Prendre en compte le « déjà-là » des différents groupes d’élèves

Tous les élèves d’une classe ne sont pas au même niveau dans la construction d’un savoir. Par exemple, les hypothèses élaborées par les élèves à propos des liens entre ce que j’entends et ce que j’écris peuvent être très éloignées ou au contraire plus conformes à la réalité du principe alphabétique. La gestion de ces différences de rythmes impliquent/requièrent deux démarches ou postures complémentaires de la part l’enseignant : l’observation du déjà-là des élèves et la mise en place d’une action différenciée.

À partir du moment où l’apprentissage à l’école maternelle est vu comme une progression vers les apprentissages à construire, pouvoir situer chaque élève dans cette progression est essentiel. Ceci nécessite une organisation de la classe qui permette à certains moments de se libérer du temps pour observer de manière fine les comportements de ses élèves face à des situations d’apprentissage (comment réagit tel élève lorsqu’il est face à un jeu qui lui demande de constituer des collections d’objets ?), écouter attentivement leurs discours pour comprendre, analyser, situer leurs modes de raisonnements par rapport à des repères, des étapes dans l’apprentissage(1) . Cette démarche/attitude/posture d’analyse peut être mise en œuvre à travers des activités spécifiques (comme l’écriture inventée) mais peut aussi s’intégrer dans toutes les activités réalisées au jour le jour par les élèves (ateliers, jeux, …)

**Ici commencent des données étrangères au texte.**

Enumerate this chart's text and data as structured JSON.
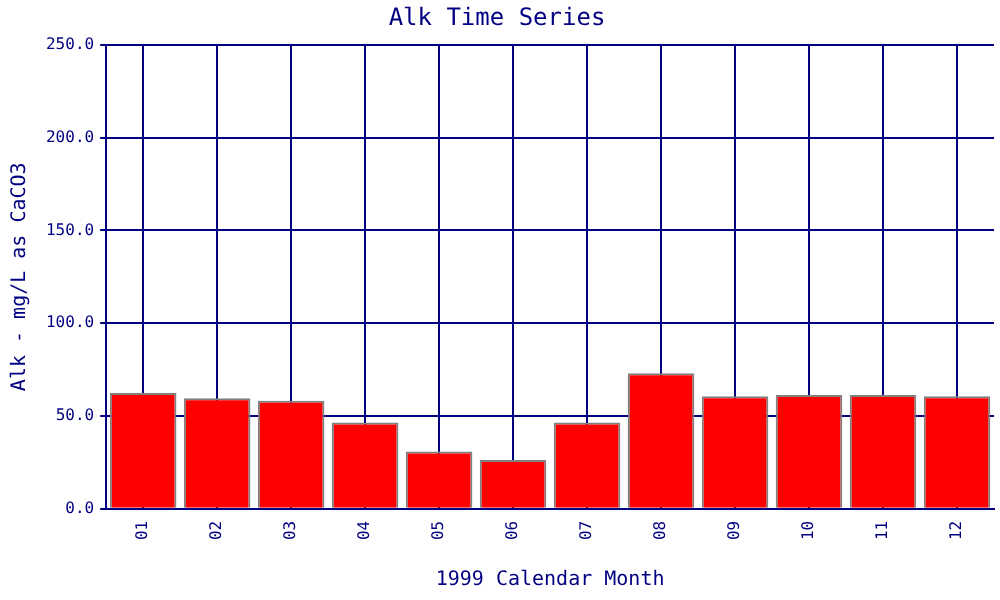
{
  "chart_data": {
    "type": "bar",
    "title": "Alk Time Series",
    "xlabel": "1999 Calendar Month",
    "ylabel": "Alk - mg/L as CaCO3",
    "categories": [
      "01",
      "02",
      "03",
      "04",
      "05",
      "06",
      "07",
      "08",
      "09",
      "10",
      "11",
      "12"
    ],
    "values": [
      62.4,
      59.6,
      58.2,
      46.5,
      30.9,
      26.2,
      46.5,
      73,
      60.6,
      61.3,
      61.3,
      60.6
    ],
    "color": "#ff0000",
    "ylim": [
      0,
      250
    ],
    "yticks": [
      {
        "value": 0,
        "label": "0.0"
      },
      {
        "value": 50,
        "label": "50.0"
      },
      {
        "value": 100,
        "label": "100.0"
      },
      {
        "value": 150,
        "label": "150.0"
      },
      {
        "value": 200,
        "label": "200.0"
      },
      {
        "value": 250,
        "label": "250.0"
      }
    ],
    "grid": true
  }
}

L’observation menée par l’enseignant ayant pour but de situer les élèves, la démarche peut être qualifiée de diagnostique. De plus, ce diagnostic est positif. Il s’agit moins de repérer les difficultés rencontrées par l’élève (diagnostic négatif) que de mettre en évidence le « déjà-là », ce qu’il sait déjà faire. À partir du moment où l’on sait où se trouve l’élève dans sa représentation du nombre, dans sa compréhension du lien entre l’oral et l’écrit, on peut sélectionner l’activité la plus adaptée pour affiner cette représentation, la faire évoluer dans la construction de l’apprentissage visé (par exemple, dénombrer une collection d’objets, découper un mot en syllabes...)

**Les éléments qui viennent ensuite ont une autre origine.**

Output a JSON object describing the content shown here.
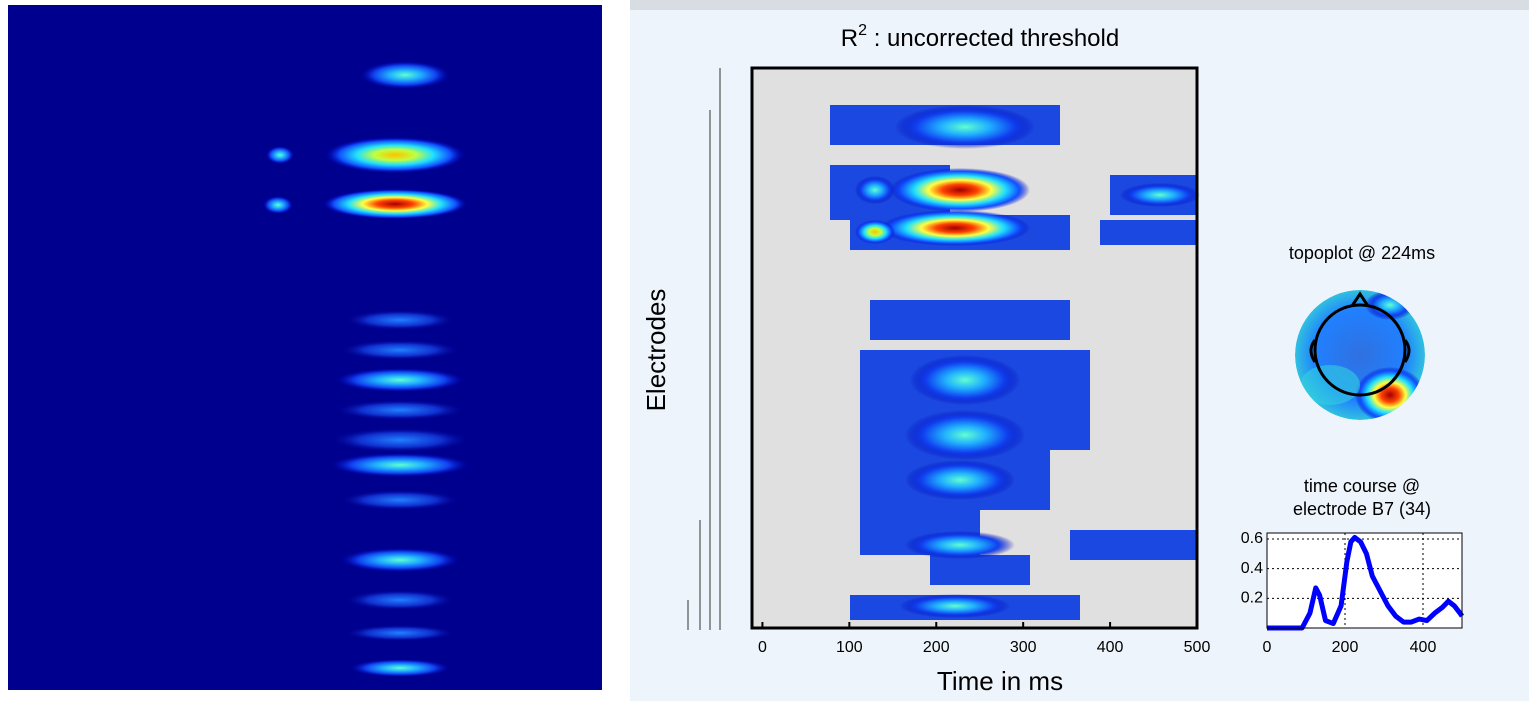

Les élèves ne progressant pas au même rythme, le « déjà-là » n’est pas identique pour tous et si l’on veut mettre en place les activités les plus appropriées, il est nécessaire de différencier. Au sein d’une classe, il est généralement possible de constituer des groupes de besoins sur la base de deux ou trois types de déjà-là : les modèles de développement envisagent généralement ces systèmes provisoires de pensées (hypothèses). Dès lors, prévoir des activités différentes pour deux ou trois groupes peut s’ancrer facilement dans les pratiques habituelles de classe.